The People’s Bank of China (PBoC) cut the required reserve ratio (RRR) by 25 basis points (bps) for all financial institutions. The mouthpiece claimed a release of 500 billion yuan (or over 70 billion U.S. dollars) in just one cut, but if this had been the case, then the trillion-debt crisis would have been resolved easily with a series of few more cuts. RRR cut is nothing but the removal of banks’ lending limits. Nevertheless, the problem now is not hitting the lending ceiling, that is, not a lack of loan supply; rather, it is the loans demand that has been too weak.
The best way to see this is to examine the direct relationship between RRR and loans by financial institutions. The accompanying chart shows the scatter plot of them where both are in year-over-year (YoY) growth. If RRR were an effective tool, we should see a negative relationship between its cut and loan growth. Yet this is not always the case; from the beginning of loan growth data from mid-1999 to now, only four years out of this 23-year period display a negative relationship.

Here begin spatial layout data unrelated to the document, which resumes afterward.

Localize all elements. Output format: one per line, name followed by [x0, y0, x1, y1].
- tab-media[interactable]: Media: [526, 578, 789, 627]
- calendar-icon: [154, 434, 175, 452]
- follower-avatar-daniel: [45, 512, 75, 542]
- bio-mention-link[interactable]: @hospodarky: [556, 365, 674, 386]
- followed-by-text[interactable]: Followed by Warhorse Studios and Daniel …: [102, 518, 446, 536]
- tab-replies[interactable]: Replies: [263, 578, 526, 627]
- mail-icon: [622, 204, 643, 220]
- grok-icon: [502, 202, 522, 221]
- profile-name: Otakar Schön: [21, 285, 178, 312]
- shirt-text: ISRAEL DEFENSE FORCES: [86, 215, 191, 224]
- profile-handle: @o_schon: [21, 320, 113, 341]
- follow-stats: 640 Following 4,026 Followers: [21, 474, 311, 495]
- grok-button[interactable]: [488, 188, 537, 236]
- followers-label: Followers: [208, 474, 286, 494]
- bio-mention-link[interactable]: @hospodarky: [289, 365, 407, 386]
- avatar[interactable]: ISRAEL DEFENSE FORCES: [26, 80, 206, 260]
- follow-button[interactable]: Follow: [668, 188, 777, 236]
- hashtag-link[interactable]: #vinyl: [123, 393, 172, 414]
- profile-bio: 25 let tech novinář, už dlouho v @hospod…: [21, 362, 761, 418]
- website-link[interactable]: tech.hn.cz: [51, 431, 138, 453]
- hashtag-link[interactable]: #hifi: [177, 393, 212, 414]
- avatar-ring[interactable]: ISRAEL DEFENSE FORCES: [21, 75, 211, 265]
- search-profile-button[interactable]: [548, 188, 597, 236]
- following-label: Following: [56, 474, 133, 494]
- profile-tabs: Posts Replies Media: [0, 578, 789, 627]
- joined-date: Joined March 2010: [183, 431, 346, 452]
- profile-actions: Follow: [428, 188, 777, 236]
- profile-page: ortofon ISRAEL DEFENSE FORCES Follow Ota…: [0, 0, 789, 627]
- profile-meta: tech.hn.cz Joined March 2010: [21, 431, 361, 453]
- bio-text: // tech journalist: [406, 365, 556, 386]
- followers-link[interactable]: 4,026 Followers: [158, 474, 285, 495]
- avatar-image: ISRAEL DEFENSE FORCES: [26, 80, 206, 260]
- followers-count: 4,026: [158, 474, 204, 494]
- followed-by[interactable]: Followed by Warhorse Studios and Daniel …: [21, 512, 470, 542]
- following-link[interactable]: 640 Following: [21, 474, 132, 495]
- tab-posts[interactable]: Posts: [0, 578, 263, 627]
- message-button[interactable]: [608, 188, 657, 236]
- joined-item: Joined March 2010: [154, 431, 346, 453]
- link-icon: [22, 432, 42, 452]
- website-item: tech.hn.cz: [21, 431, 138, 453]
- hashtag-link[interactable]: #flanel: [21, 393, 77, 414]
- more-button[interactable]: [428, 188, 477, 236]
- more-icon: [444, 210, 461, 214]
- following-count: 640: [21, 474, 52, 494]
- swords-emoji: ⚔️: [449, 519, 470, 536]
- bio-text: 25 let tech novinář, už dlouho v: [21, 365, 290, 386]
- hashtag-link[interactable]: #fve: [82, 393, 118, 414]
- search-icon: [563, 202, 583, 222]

The financial tsunami was a hard hit on the U.S. but never on China. Although China’s stock market indexes dropped 80 percent over time, the economy was not much affected. This was evidenced by the double-digit GDP growth seen before 2007 and right after the 2011 crisis, where housing prices did not correct by much. Without experiencing a truly negative shock, the strong boost from a sharp cut of RRR around 2008 did happen as expected. Loans growth surged to over 30 percent a year after the policy stimulus. What happened to the rest of the period, then?
Before the financial tsunami, the relationship between them was slightly positive. That was the period of China’s boom right after joining World Trade Organisation. The story was simple, and the logic was the other way around: it was the lending boom that led the PBoC to raise RRR to curb the overheating. Therefore, a positive co-movement of both going up was observed.
After the financial tsunami, China was declining, and GDP growth fell from double-digit to low single-digit. However, the decline was prolonged and continues until now, albeit a so-called soft landing has been achieved so far. Investors (sellers) and consumers (buyers) have both lost patience, and their behaviour is by now not much altered by monetary policy. Accordingly, loan growth remained at a similar level regardless of the change in RRR, as is shown by the red circles and trendline. Mainlanders term this as “lying down.”